Rama mengambil cangkirnya dan mengaduk dengan senyuman kecil. "Karena cepat atau lambat, kita harus jalanin perjanjian itu. Lo nggak mendadak amnesia kan, Yo?"

***

"Lo beneran mau ngelanggar perjanjian kita, Yo?"

Jantung Luna terasa berhenti memompa mendengar percakapan di balik pintu dapur. Tangannya terkepal erat mengetahui lagi-lagi dirinya dibicarakan di belakang. Lalu apa itu tadi? Perjanjian? Tanpa diberitahu pun Luna mengetahui siapa orang di balik pintu ini.
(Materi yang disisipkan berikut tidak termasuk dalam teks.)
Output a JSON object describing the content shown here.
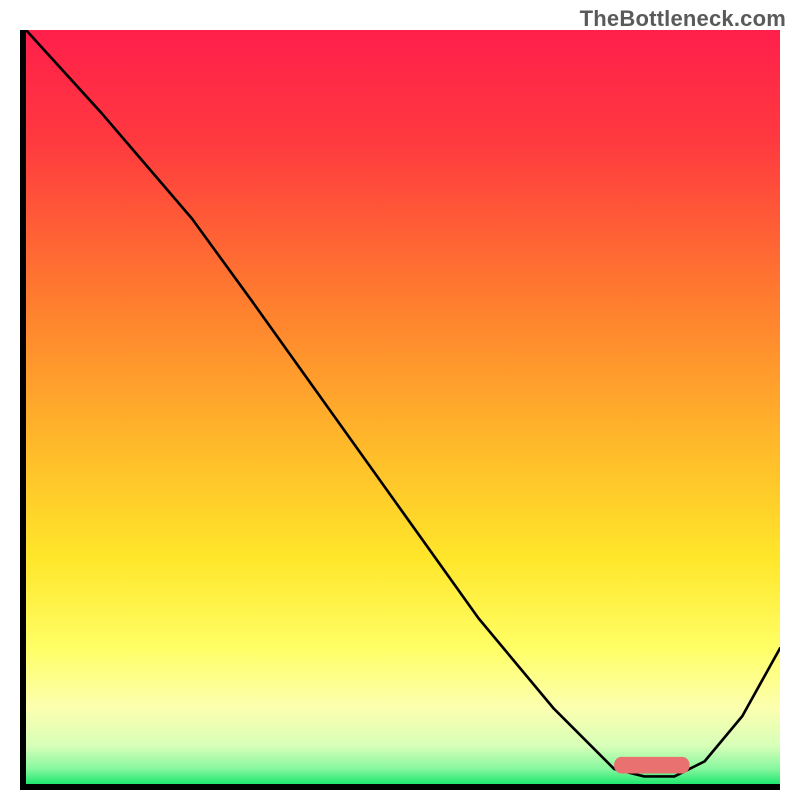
{
  "watermark": "TheBottleneck.com",
  "colors": {
    "border": "#000000",
    "curve": "#000000",
    "marker": "#e9716f",
    "gradient_top": "#ff1f4b",
    "gradient_bottom": "#1ee86e"
  },
  "chart_data": {
    "type": "line",
    "title": "",
    "xlabel": "",
    "ylabel": "",
    "xlim": [
      0,
      100
    ],
    "ylim": [
      0,
      100
    ],
    "grid": false,
    "legend": false,
    "series": [
      {
        "name": "bottleneck-curve",
        "x": [
          0,
          10,
          22,
          30,
          40,
          50,
          60,
          70,
          78,
          82,
          86,
          90,
          95,
          100
        ],
        "y": [
          100,
          89,
          75,
          64,
          50,
          36,
          22,
          10,
          2,
          1,
          1,
          3,
          9,
          18
        ]
      }
    ],
    "annotations": [
      {
        "name": "optimal-range-marker",
        "shape": "rounded-rect",
        "x_start": 78,
        "x_end": 88,
        "y": 2.5,
        "height": 2.2
      }
    ]
  }
}
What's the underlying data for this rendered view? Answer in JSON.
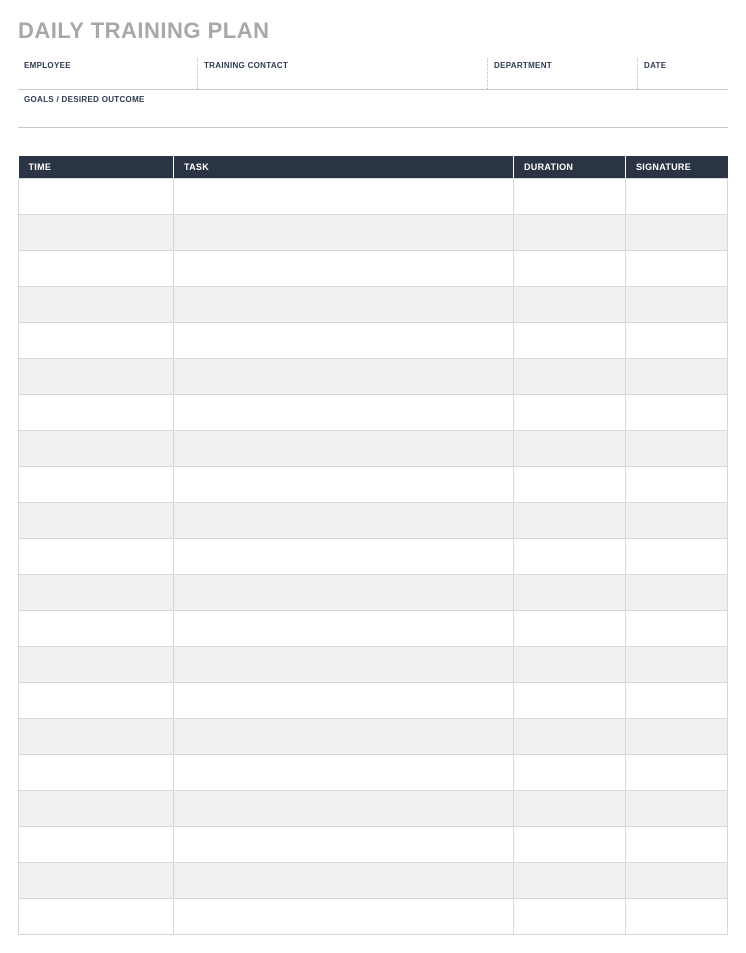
{
  "title": "DAILY TRAINING PLAN",
  "info": {
    "employee_label": "EMPLOYEE",
    "employee_value": "",
    "contact_label": "TRAINING CONTACT",
    "contact_value": "",
    "department_label": "DEPARTMENT",
    "department_value": "",
    "date_label": "DATE",
    "date_value": "",
    "goals_label": "GOALS / DESIRED OUTCOME",
    "goals_value": ""
  },
  "schedule": {
    "headers": {
      "time": "TIME",
      "task": "TASK",
      "duration": "DURATION",
      "signature": "SIGNATURE"
    },
    "rows": [
      {
        "time": "",
        "task": "",
        "duration": "",
        "signature": ""
      },
      {
        "time": "",
        "task": "",
        "duration": "",
        "signature": ""
      },
      {
        "time": "",
        "task": "",
        "duration": "",
        "signature": ""
      },
      {
        "time": "",
        "task": "",
        "duration": "",
        "signature": ""
      },
      {
        "time": "",
        "task": "",
        "duration": "",
        "signature": ""
      },
      {
        "time": "",
        "task": "",
        "duration": "",
        "signature": ""
      },
      {
        "time": "",
        "task": "",
        "duration": "",
        "signature": ""
      },
      {
        "time": "",
        "task": "",
        "duration": "",
        "signature": ""
      },
      {
        "time": "",
        "task": "",
        "duration": "",
        "signature": ""
      },
      {
        "time": "",
        "task": "",
        "duration": "",
        "signature": ""
      },
      {
        "time": "",
        "task": "",
        "duration": "",
        "signature": ""
      },
      {
        "time": "",
        "task": "",
        "duration": "",
        "signature": ""
      },
      {
        "time": "",
        "task": "",
        "duration": "",
        "signature": ""
      },
      {
        "time": "",
        "task": "",
        "duration": "",
        "signature": ""
      },
      {
        "time": "",
        "task": "",
        "duration": "",
        "signature": ""
      },
      {
        "time": "",
        "task": "",
        "duration": "",
        "signature": ""
      },
      {
        "time": "",
        "task": "",
        "duration": "",
        "signature": ""
      },
      {
        "time": "",
        "task": "",
        "duration": "",
        "signature": ""
      },
      {
        "time": "",
        "task": "",
        "duration": "",
        "signature": ""
      },
      {
        "time": "",
        "task": "",
        "duration": "",
        "signature": ""
      },
      {
        "time": "",
        "task": "",
        "duration": "",
        "signature": ""
      }
    ]
  }
}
Luna menghela napas perlahan, meredakan gelombang emosi dalam dirinya. Perempuan itu berbalik perlahan. Dia tersentak ketika menyadari Nathan telah berdiri di belakangnya dengan tatapan tajam khasnya.

"Lo habis ngapain? Nyuri kopi?"

Luna tergagap, panik karena khawatir Nathan telah berpikir yang salah. "Nggak kok, Mas. Aku nggak ngapa-ngapain." Perempuan itu mengangguk—isyarat berpamitan—sebelum melangkah dengan kepala tertunduk.

"Jangan kebiasaan nguping."

Luna tersentak dan menatap Nathan penuh tanya.

"Gue tahu siapa yang di dalam. Nggak semua persepsi lo itu benar."

Luna tersenyum getir. Kedua tangannya terkepal, menahan kesal dalam dirinya. Kalau percakapannya seperti itu, siapa sih yang tidak berpikir seperti dirinya? Tanpa menjawab ucapan Nathan, Luna pun melanjutkan langkahnya.